Sabrina turned up the radio, the gnashing angry synth drowning out our voices as we drove onto the main road. I turned back once. The gate had been left open by a foot, and I was tempted to have her turn around so I could close it, before realizing the absurdity of it all. Let the gate be open, let the house exist without me to hold it up, to be its heart and eyes. I faced forward and allowed the miles of trees and houses to blur, letting my vision un-focus, floating above it all, tethered to my body like a balloon on a string.
The hours melted by, rural roads with few cars, all dirty from the slush and street salt. Miles of snow, dusting the trees and piled high and brown on the sides of the road. The roads slowly became highways like streams flowing into larger rivers. After a few hours we stopped for gas at a large rest stop oasis. The station glowed clean white amidst all the asphalt, the murky sky, the dirty snow. We sat in the car, the heat on full blast. We ate our over-processed fast food, the grease coating my mouth long after it was swallowed.

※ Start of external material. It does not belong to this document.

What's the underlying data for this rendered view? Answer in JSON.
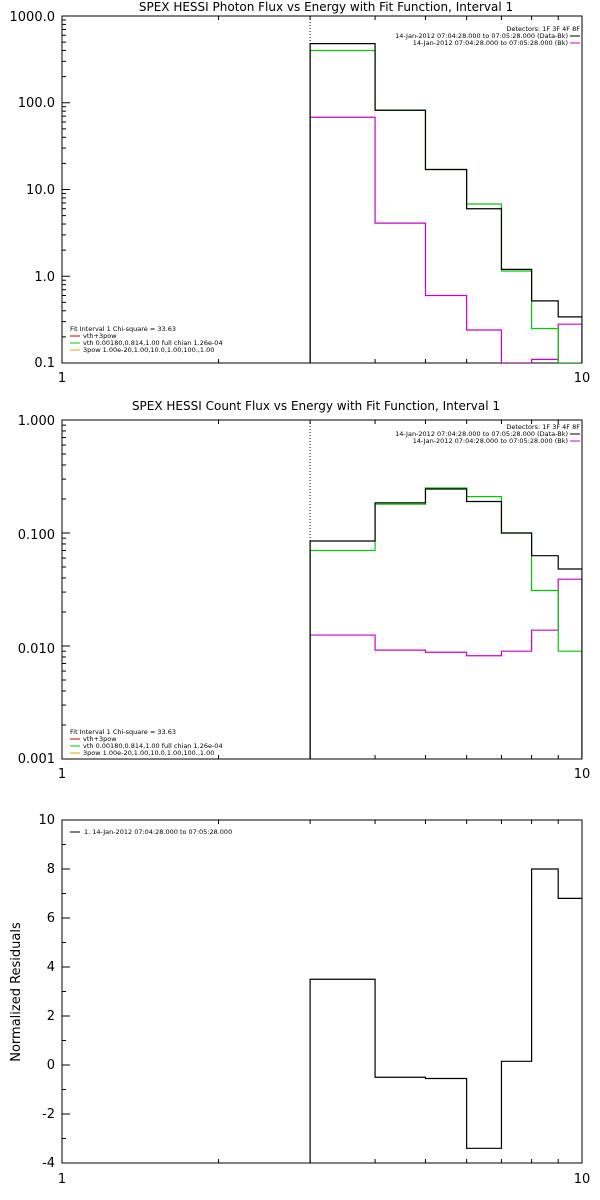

I sipped my coffee and watched Sabrina over the rim. My stomach felt empty still, the burger a greasy lump in my gut. She had a smear of ketchup at the side of her mouth. She chewed loudly and talked with her mouth full. Her hair was braided into pigtails. A streak of dyed pink was mixed into the shiny artificial blue black. Her hooded sweatshirt had the Misfits skull emblazoned across it. Her nails were painted pink to match the streak in her hair. Her right hand, squeezing the steering wheel, had three rings: one a skull, one a glass bauble, another a silver snake.
Sabrina was more like my mother than I was. Her clothes, her art, h
er desire to be someone. They both wanted people to see them as unique. My mother wanted people to see an artist. Sabrina wanted to be seen as an individual. How did I look from the outside? What did I want anyone to see? What would my father think of me?
That I looked like him, probably. A few days earlier my curiosity got the better of me and I asked Sabrina to show me a picture of him. He and I had the same big nose and thick eyebrows. The same dark brown hair and pale olive skin, the same shadowy brown-black eyes. The brown of wet rotting wood on forest floors.
But beyond a girl that looked like him, what else would he see in me? What did anyone see? Sabrina spent so much time cultivating a look and making a statement. But with my long hair and practical, thrift-store clothes, I looked nothing like Sabrina.
What did I look like to people? Poor? Weird? Would Hugh be ashamed of my appearance?
I turned to Sabrina. “What do I look like to you? If you just saw me in a crowd. What would you think of me?”
She stopped eating and regarded me strangely, mouth still full. “What do you mean? What got you thinking of that?”
“I’m going to meet my . . . Hugh for the first time. I was thinking about how much time people spend creating an identity. You make a lot of choices in what you wear. I don’t. I was wondering how that works, how much real thought goes in. Hugh’s a fancy guy. He likes nice things and art. How much of people’s avoidance of me is how I look?”
I thought Sabrina might blow off the question, but instead she glanced at me quickly in between passing a few cars. “I guess, if I just saw you, I’d definitely think you were a little strange. Your clothes aren’t current. But I think it’s less what you wear and more how you carry yourself. You could be wearing anything, really. You seem . . . above that sort of stuff, I guess. Makes us mere mortals feel insecure. You don’t wear makeup or jewelry. You’re all dark and mysterious, and intimidating. I guess what I’m trying to say is, in a world of people who are trying to create an identity, the one who has a genuine one would always be an outcast, y’know?”